Râmnicelu is a commune located in Brăila County, Muntenia, Romania. It has four villages: Boarca, Constantinești, Mihail Kogălniceanu (formerly Domnița), and Râmnicelu.

The commune is situated in the upper reaches of the Bărăgan Plain. It lies on both banks of the Buzău River, with Râmnicelu on the southern side and the three other villages on the northern side, connected by a bridge in Boarca.

Râmnicelu is located in the northwestern part of the county, 25 km north of the town of Ianca and 35 km west of the county seat, the city of Brăila. County road DJ221, which runs from Brăila to Iancu, passes through Râmnicelu village.

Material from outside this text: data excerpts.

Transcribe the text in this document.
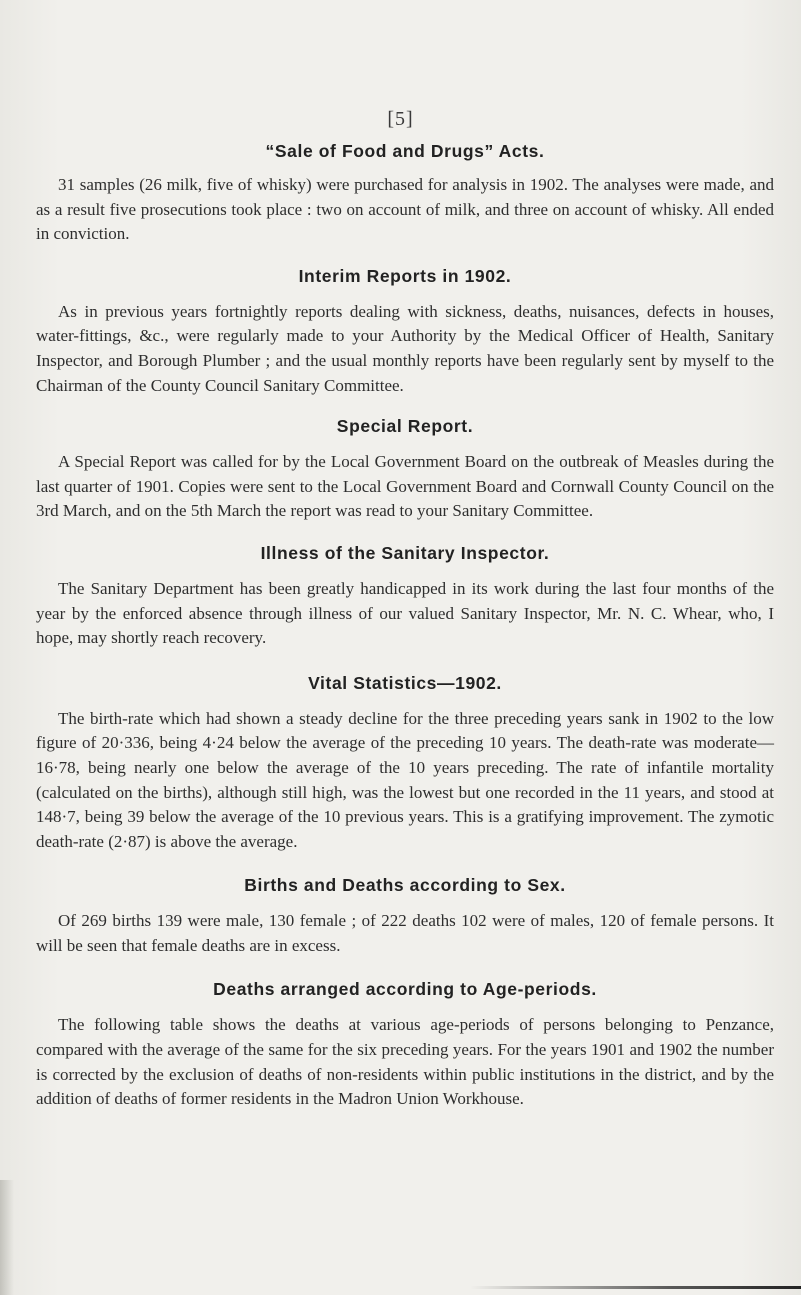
[5]
“Sale of Food and Drugs” Acts.

31 samples (26 milk, five of whisky) were purchased for analysis in 1902. The analyses were made, and as a result five prosecutions took place : two on account of milk, and three on account of whisky. All ended in conviction.

Interim Reports in 1902.

As in previous years fortnightly reports dealing with sickness, deaths, nuisances, defects in houses, water-fittings, &c., were regularly made to your Authority by the Medical Officer of Health, Sanitary Inspector, and Borough Plumber ; and the usual monthly reports have been regularly sent by myself to the Chairman of the County Council Sanitary Committee.

Special Report.

A Special Report was called for by the Local Government Board on the outbreak of Measles during the last quarter of 1901. Copies were sent to the Local Government Board and Cornwall County Council on the 3rd March, and on the 5th March the report was read to your Sanitary Committee.

Illness of the Sanitary Inspector.

The Sanitary Department has been greatly handicapped in its work during the last four months of the year by the enforced absence through illness of our valued Sanitary Inspector, Mr. N. C. Whear, who, I hope, may shortly reach recovery.

Vital Statistics—1902.

The birth-rate which had shown a steady decline for the three preceding years sank in 1902 to the low figure of 20·336, being 4·24 below the average of the preceding 10 years. The death-rate was moderate—16·78, being nearly one below the average of the 10 years preceding. The rate of infantile mortality (calculated on the births), although still high, was the lowest but one recorded in the 11 years, and stood at 148·7, being 39 below the average of the 10 previous years. This is a gratifying improvement. The zymotic death-rate (2·87) is above the average.

Births and Deaths according to Sex.

Of 269 births 139 were male, 130 female ; of 222 deaths 102 were of males, 120 of female persons. It will be seen that female deaths are in excess.

Deaths arranged according to Age-periods.

The following table shows the deaths at various age-periods of persons belonging to Penzance, compared with the average of the same for the six preceding years. For the years 1901 and 1902 the number is corrected by the exclusion of deaths of non-residents within public institutions in the district, and by the addition of deaths of former residents in the Madron Union Workhouse.
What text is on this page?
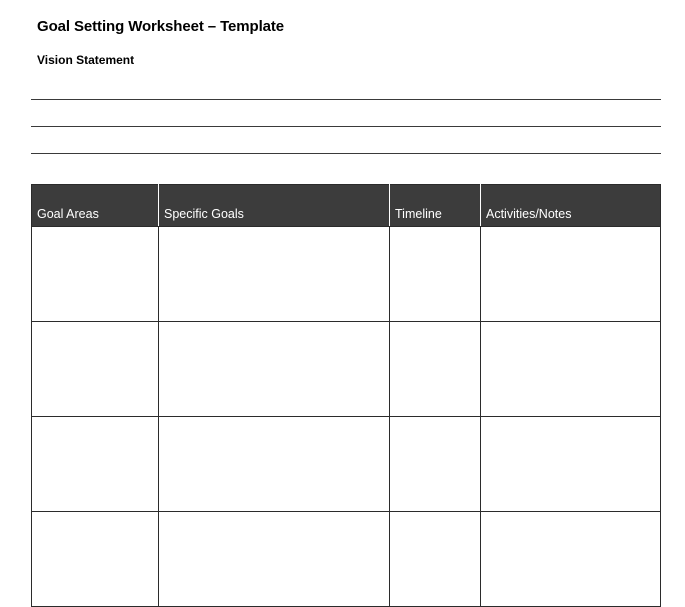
Goal Setting Worksheet – Template
Vision Statement
Goal Areas	Specific Goals	Timeline	Activities/Notes
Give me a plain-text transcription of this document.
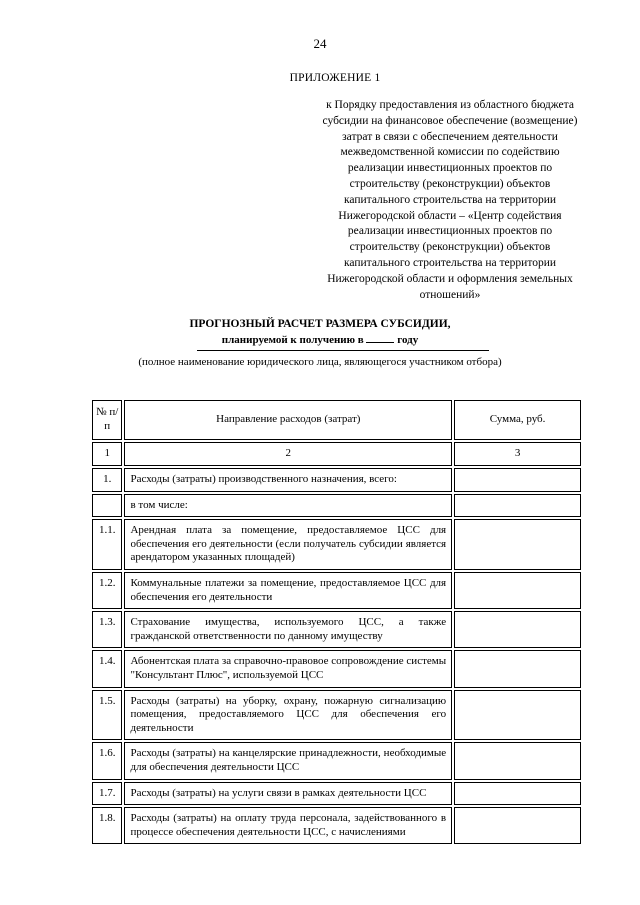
24
ПРИЛОЖЕНИЕ 1
к Порядку предоставления из областного бюджета
субсидии на финансовое обеспечение (возмещение)
затрат в связи с обеспечением деятельности
межведомственной комиссии по содействию
реализации инвестиционных проектов по
строительству (реконструкции) объектов
капитального строительства на территории
Нижегородской области – «Центр содействия
реализации инвестиционных проектов по
строительству (реконструкции) объектов
капитального строительства на территории
Нижегородской области и оформления земельных
отношений»
ПРОГНОЗНЫЙ РАСЧЕТ РАЗМЕРА СУБСИДИИ,
планируемой к получению в	году
(полное наименование юридического лица, являющегося участником отбора)
№ п/п	Направление расходов (затрат)	Сумма, руб.
1	2	3
1.	Расходы (затраты) производственного назначения, всего:	
	в том числе:	
1.1.	Арендная плата за помещение, предоставляемое ЦСС для обеспечения его деятельности (если получатель субсидии является арендатором указанных площадей)	
1.2.	Коммунальные платежи за помещение, предоставляемое ЦСС для обеспечения его деятельности	
1.3.	Страхование имущества, используемого ЦСС, а также гражданской ответственности по данному имуществу	
1.4.	Абонентская плата за справочно-правовое сопровождение системы "Консультант Плюс", используемой ЦСС	
1.5.	Расходы (затраты) на уборку, охрану, пожарную сигнализацию помещения, предоставляемого ЦСС для обеспечения его деятельности	
1.6.	Расходы (затраты) на канцелярские принадлежности, необходимые для обеспечения деятельности ЦСС	
1.7.	Расходы (затраты) на услуги связи в рамках деятельности ЦСС	
1.8.	Расходы (затраты) на оплату труда персонала, задействованного в процессе обеспечения деятельности ЦСС, с начислениями	
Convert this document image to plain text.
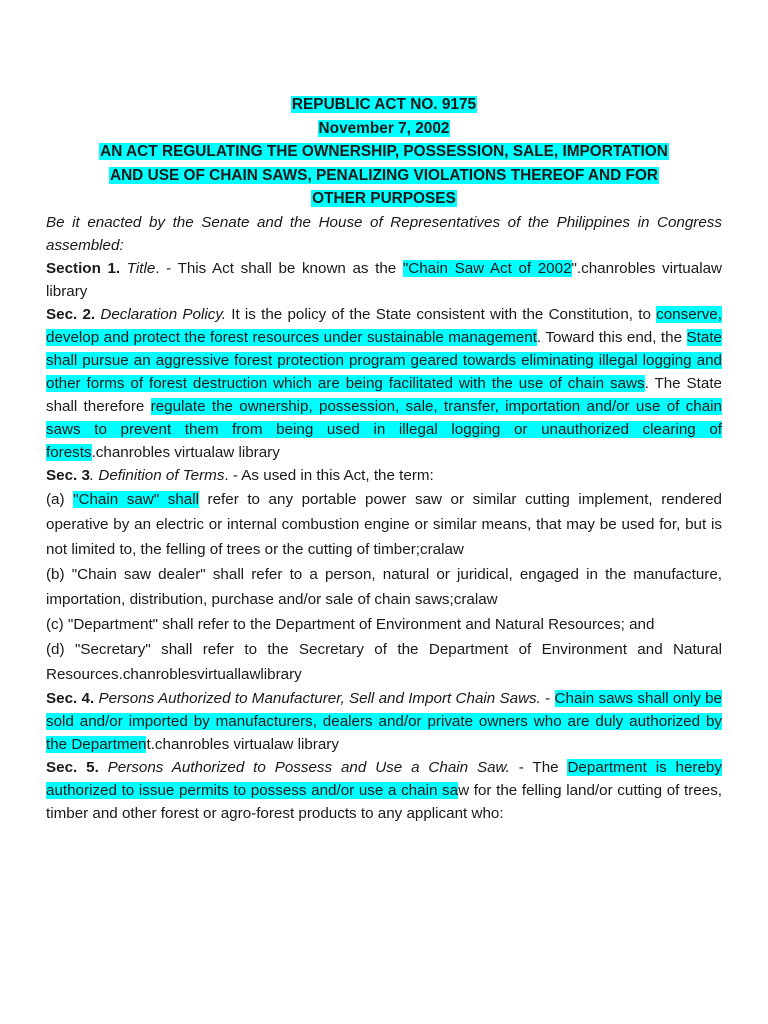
REPUBLIC ACT NO. 9175

November 7, 2002

AN ACT REGULATING THE OWNERSHIP, POSSESSION, SALE, IMPORTATION

AND USE OF CHAIN SAWS, PENALIZING VIOLATIONS THEREOF AND FOR

OTHER PURPOSES

Be it enacted by the Senate and the House of Representatives of the Philippines in Congress assembled:

Section 1. Title. - This Act shall be known as the "Chain Saw Act of 2002".chanrobles virtualaw library

Sec. 2. Declaration Policy. It is the policy of the State consistent with the Constitution, to conserve, develop and protect the forest resources under sustainable management. Toward this end, the State shall pursue an aggressive forest protection program geared towards eliminating illegal logging and other forms of forest destruction which are being facilitated with the use of chain saws. The State shall therefore regulate the ownership, possession, sale, transfer, importation and/or use of chain saws to prevent them from being used in illegal logging or unauthorized clearing of forests.chanrobles virtualaw library

Sec. 3. Definition of Terms. - As used in this Act, the term:

(a) "Chain saw" shall refer to any portable power saw or similar cutting implement, rendered operative by an electric or internal combustion engine or similar means, that may be used for, but is not limited to, the felling of trees or the cutting of timber;cralaw

(b) "Chain saw dealer" shall refer to a person, natural or juridical, engaged in the manufacture, importation, distribution, purchase and/or sale of chain saws;cralaw

(c) "Department" shall refer to the Department of Environment and Natural Resources; and

(d) "Secretary" shall refer to the Secretary of the Department of Environment and Natural Resources.chanroblesvirtuallawlibrary

Sec. 4. Persons Authorized to Manufacturer, Sell and Import Chain Saws. - Chain saws shall only be sold and/or imported by manufacturers, dealers and/or private owners who are duly authorized by the Department.chanrobles virtualaw library

Sec. 5. Persons Authorized to Possess and Use a Chain Saw. - The Department is hereby authorized to issue permits to possess and/or use a chain saw for the felling land/or cutting of trees, timber and other forest or agro-forest products to any applicant who:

Its neighbors are the following communes: Scorțaru Nou to the northeast, Gemenele to the east, Movila Miresii to the south, Șuțești to the southwest, and Racovița to the west and northwest.

At the 2011 census, 86.11% of inhabitants were Romanians and 11.57% Roma.

It was in Ion Sion, part of Râmnicelu, that on 10 August 1951, Romania's hottest temperature on record, 44.5 C, was observed.

Much of the phreatic zone under Râmnicelu is contaminated with nitrates and nitrites, which are chemicals that cannot be eliminated by boiling the water from wells.